S&lfies, com esse “e relacional” (“e comercial”, em português; em francês, esperluette; em inglês, ampersand), é um conjunto de retratos com duas pessoas. Muitos deles foram encomendas. Eu & outra pessoa. Pessoas amigas, que Anne homenageia em retratos feitos com palavras.

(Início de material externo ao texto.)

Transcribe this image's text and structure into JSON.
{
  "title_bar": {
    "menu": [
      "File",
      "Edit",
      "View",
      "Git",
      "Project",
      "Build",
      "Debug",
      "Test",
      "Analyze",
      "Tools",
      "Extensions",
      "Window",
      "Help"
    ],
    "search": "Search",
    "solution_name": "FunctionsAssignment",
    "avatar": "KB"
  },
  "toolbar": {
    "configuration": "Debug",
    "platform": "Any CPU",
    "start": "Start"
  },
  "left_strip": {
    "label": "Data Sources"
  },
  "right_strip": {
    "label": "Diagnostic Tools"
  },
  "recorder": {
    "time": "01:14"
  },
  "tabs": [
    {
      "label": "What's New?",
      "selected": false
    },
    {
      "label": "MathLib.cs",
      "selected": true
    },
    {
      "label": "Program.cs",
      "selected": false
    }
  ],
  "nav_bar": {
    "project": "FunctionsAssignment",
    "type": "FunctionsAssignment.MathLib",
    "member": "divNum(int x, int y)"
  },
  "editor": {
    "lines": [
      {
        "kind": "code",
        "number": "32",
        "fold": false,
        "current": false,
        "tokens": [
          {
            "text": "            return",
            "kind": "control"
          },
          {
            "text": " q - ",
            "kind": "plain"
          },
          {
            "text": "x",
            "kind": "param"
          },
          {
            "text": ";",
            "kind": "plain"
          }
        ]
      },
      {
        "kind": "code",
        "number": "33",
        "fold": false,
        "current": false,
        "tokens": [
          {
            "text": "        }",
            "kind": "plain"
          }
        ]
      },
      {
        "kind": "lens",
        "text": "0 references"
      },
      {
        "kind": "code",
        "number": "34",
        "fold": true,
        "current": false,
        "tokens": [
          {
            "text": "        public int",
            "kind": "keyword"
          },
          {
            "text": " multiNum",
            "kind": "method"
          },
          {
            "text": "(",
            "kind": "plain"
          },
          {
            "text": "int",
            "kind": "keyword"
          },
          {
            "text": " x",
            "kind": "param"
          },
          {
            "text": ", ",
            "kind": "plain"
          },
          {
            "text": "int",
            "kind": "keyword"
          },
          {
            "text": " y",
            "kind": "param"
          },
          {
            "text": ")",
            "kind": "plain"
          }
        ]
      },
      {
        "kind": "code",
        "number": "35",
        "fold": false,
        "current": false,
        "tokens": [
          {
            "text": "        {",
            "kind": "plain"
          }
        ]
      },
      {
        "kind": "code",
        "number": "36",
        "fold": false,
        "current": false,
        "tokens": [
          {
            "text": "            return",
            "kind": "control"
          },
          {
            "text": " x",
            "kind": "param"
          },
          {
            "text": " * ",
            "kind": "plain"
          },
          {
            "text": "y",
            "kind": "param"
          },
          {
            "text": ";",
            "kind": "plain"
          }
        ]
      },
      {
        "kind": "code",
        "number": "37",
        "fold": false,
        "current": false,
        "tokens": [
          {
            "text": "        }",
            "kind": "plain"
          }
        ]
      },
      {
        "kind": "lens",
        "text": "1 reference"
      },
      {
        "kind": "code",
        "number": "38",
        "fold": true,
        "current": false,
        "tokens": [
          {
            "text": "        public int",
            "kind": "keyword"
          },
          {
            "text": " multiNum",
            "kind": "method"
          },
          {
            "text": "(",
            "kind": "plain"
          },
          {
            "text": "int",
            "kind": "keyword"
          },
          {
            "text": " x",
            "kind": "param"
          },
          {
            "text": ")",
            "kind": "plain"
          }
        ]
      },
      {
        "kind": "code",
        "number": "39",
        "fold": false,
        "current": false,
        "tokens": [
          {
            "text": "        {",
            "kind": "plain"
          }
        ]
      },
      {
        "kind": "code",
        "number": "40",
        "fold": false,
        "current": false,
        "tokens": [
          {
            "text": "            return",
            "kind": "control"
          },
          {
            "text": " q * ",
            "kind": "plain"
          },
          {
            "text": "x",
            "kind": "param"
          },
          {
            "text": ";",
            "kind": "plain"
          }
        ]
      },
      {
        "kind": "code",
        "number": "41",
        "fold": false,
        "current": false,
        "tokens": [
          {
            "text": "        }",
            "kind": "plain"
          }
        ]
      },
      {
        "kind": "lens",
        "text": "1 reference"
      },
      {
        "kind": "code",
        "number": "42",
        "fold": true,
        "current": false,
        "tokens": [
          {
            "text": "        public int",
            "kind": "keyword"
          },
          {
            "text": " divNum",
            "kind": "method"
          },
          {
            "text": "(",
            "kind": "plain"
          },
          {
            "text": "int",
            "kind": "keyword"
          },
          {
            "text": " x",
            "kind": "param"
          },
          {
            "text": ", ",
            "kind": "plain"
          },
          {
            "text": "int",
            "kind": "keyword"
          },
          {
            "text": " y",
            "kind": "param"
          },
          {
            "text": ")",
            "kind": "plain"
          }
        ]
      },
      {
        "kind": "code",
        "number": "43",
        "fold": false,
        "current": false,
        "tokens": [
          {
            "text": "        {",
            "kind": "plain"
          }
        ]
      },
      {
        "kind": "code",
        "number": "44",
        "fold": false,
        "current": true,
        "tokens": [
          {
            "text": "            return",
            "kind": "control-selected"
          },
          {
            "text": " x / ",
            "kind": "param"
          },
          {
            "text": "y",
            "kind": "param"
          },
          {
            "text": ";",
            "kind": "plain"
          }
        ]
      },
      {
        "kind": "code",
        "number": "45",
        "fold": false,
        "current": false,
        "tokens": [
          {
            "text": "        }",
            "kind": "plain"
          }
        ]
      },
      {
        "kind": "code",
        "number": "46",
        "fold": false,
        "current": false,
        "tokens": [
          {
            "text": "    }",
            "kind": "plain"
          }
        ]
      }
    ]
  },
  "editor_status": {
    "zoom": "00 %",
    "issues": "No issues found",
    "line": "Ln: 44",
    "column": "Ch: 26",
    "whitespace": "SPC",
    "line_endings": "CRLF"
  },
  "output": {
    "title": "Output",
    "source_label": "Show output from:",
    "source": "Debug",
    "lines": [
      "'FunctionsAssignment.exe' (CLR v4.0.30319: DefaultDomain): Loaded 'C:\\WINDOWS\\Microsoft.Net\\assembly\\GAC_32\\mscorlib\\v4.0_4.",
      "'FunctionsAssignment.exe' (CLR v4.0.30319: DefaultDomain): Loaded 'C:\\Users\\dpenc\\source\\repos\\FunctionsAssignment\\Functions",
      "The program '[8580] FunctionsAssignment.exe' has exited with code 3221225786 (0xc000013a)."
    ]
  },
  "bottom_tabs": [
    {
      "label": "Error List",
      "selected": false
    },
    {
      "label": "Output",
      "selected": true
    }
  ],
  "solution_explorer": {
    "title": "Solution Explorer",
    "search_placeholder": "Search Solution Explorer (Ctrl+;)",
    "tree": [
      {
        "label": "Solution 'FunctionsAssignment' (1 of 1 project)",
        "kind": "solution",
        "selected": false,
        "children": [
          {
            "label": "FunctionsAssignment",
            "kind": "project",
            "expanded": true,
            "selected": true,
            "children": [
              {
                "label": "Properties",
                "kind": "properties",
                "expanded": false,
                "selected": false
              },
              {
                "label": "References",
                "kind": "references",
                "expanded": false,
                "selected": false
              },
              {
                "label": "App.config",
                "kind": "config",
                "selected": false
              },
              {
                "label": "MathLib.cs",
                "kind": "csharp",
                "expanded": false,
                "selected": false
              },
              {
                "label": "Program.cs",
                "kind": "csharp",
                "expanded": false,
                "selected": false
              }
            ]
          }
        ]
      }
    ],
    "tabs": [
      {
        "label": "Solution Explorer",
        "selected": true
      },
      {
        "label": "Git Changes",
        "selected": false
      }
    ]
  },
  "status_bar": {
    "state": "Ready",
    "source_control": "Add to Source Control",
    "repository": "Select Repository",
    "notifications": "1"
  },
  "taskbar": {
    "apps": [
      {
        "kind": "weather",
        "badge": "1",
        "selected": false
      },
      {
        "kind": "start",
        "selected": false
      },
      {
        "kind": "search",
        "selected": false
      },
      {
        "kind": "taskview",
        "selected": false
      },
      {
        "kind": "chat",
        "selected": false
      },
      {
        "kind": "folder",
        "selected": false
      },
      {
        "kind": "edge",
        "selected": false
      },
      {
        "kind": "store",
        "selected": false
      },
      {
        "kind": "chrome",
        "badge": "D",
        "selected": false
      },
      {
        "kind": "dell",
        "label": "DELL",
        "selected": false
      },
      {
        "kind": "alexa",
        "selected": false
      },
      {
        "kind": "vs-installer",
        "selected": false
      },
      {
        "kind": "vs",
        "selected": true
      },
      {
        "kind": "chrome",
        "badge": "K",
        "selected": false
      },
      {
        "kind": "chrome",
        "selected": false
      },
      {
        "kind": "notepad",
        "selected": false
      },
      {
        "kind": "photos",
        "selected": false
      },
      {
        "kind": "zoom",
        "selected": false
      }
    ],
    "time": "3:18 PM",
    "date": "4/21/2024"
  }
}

Os três retratos traduzidos aqui estão disponíveis na voz da própria autora no vídeo “Anne Portugal: S&lfies”, disponível no canal de Jean-Paul Hirsch no youtube:




sur une terrasse à clamart


l’appréciation du côté duquel une amie

avec pour conséquence d’y appuyer la joue

l’image du balcon amplifié

appliquant les systèmes de sécurité

à des décollages sur des raccords de fresques

sur des vagues pas trop méchantes

les associant avec la forme ronde

à la vie en principe perpétuelle

sans y appartenir



num terraço em clamart


a apreciação do lado do qual uma amiga

tendo como consequência apoiar a bochecha

a imagem da varanda amplificada

aplicando os sistemas de segurança

nos descolamentos dos pontos de junção dos murais

sobre ondas não muito ruins

associando-as com a forma redonda

com a vida em princípio perpétua

sem pertencer


Tradução de Ana Cláudia Romano Ribeiro




les trois soeurs


vous avez une majorité de coeurs

à scinder chacune peut le savoir

frise épaisse c’est-à-dire un blason

bande qui a un sens un dragon

croisé garde l’autre à guichet fermé

vitrine d’abord à présenter

en dépassant d’autant

vous entourez votre relation

de fil blanc qu’on a failli ne pas voir



as três irmãs


vocês têm uma maioria de corações

para cortar cada uma pode saber disso

um friso bem grosso quero dizer um brasão

faixa que tem um sentido um dragão

cruzado fica com o outro que já está esgotado

vitrine primeiro para apresentar

excedendo tanto

vocês cercam a relação de vocês

de linha branca que a gente quase não percebe


Tradução de Ana Cláudia Romano Ribeiro




un selfie devant l’étang


en plein jour nous vivons en épaisseur générale

par extension ordinaire de la vase

ce petit clan jambes écartées si on le met à l’air libre

s’agite à l’excès s’intercale

au chiffon rouge se présente au monde

prompteur par-dessus défilant



uma selfie na frente do lago


em pleno dia a gente vive em espessura geral

por extensão comum da lama

esse pequeno clã pernas afastadas se é colocado ao ar livre

agita-se em excesso se intercala

com o pano vermelho apresenta-se para o mundo

teleprompter por cima avançando


Tradução de Ana Cláudia Romano Ribeiro





Ana Cláudia Romano Ribeiro desenvolve projetos nos campos da tradução, das artes visuais, da escrita e da performance. Suas áreas de formação são Letras, Etnomusicologia, Teoria e História Literária e Estudos Clássicos. Atualmente é professora de literaturas de língua francesa no Departamento de Letras da Universidade Federal de São Paulo (UNIFESP). Em 2022, fez a curadoria do #poesiaqueer para A Capivara Cultural, onde coordena o NaLetra, com Deise Abreu Pacheco. Publicou O fragmento 31 de Safo e outros poemas (Urutau, 2023), A casa das pessoas (poemas, 7Letras, 2023), A vida de Deise, com Deise Abreu Pacheco (tirinhas, Hucitec, 2022), Sol talvez seja uma palavra (com o coletivo Anáguas, 7Letras, 2022) e Ave, semente (Editacuja, 2021). Duas de suas publicações mais recentes em periódico online são uma resenha desenhada para o romance desenhado Autoportrait de Paris avec chat, de Dany Laferrière (Criação & Crítica, 32, 2022), e “Figurações de pessoa-planta: traduzindo o poema Les pur-sang, de Aimé Césaire, à luz dos ensaios de Suzanne Césaire" (Translatio, 25, 2023). Traduziu, anotou e organizou a Utopia (1516) de Thomas More (Editora da UFPR), no prelo.